In the words of founding director Nan Hunter, June 1986 was 'a hell of a month to start a gay rights project.' Within 30 days of its formation, the Supreme Court had ruled in Bowers v. Hardwick that Georgia's sodomy law criminalizing consensual sex was constitutional when applied to same-sex relationships. The ruling was a devastating blow to the burgeoning gay rights movement. But advocates understood that forging a path to equality would involve many setbacks alongside cherished victories. They were in it for the long haul.
For the next decade, the ACLU and its allies put increasing emphasis on passing laws against sexual orientation discrimination.
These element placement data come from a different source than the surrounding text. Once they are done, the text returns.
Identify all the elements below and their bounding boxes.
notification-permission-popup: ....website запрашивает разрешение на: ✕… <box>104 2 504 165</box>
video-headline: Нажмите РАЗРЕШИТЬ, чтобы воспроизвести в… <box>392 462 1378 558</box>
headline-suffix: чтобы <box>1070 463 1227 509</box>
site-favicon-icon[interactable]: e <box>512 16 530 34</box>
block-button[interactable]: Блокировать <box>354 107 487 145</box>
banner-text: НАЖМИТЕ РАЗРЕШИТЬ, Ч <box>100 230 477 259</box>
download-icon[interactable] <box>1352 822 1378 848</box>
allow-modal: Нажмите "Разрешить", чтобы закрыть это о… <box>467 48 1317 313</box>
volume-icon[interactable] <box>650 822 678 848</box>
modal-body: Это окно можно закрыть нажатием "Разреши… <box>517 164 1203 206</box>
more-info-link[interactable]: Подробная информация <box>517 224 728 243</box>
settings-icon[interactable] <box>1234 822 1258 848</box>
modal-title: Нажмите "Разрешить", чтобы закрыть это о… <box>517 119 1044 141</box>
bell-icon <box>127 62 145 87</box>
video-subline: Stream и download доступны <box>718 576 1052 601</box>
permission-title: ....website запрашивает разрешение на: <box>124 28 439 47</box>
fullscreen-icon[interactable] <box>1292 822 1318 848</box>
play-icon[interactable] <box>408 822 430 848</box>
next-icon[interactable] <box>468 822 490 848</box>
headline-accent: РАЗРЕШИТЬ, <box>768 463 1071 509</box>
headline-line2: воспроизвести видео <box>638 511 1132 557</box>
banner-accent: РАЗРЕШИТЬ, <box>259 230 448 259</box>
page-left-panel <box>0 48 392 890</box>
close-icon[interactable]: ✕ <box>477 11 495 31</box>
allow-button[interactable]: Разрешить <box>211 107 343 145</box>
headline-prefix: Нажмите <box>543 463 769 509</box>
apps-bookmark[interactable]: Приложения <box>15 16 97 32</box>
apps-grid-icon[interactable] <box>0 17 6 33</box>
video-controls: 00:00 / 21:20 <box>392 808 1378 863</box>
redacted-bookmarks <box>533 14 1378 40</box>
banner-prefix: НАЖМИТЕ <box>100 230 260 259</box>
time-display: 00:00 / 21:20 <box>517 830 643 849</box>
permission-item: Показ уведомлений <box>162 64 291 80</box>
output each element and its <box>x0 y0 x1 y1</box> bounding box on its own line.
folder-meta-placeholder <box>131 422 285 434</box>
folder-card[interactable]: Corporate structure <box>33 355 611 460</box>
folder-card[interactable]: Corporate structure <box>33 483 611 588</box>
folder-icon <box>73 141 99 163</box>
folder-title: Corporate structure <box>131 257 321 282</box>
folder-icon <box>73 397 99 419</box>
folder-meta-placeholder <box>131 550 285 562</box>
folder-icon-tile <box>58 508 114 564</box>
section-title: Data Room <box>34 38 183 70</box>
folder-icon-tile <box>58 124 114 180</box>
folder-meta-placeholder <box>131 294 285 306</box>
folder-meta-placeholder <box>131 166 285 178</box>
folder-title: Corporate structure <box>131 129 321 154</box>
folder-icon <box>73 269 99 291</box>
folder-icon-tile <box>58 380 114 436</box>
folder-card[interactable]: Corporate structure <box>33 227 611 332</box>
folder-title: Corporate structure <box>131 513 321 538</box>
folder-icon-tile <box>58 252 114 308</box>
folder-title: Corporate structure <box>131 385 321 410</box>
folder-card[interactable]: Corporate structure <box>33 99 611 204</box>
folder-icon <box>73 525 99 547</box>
Starting in the late 1980s, the other side fought back with constitutional amendments which took away the power of state legislatures and city councils to pass civil rights laws. The point was not to defeat proposed discrimination laws, but to prevent them from ever being taken up. They succeeded in Colorado with Amendment 2, which would have prevented lesbians and gay men from being protected by the state's civil rights laws. When the Supreme Court struck it down in 1996 as a violation of the 14th Amendment's guarantee of equal protection under the law, the movement had its first major Supreme Court win in Romer v. Evans (a joint ACLU/Lambda Legal case). The success of the ACLU and its coalition partners in litigating this case largely put an end to nationwide efforts to pass such measures.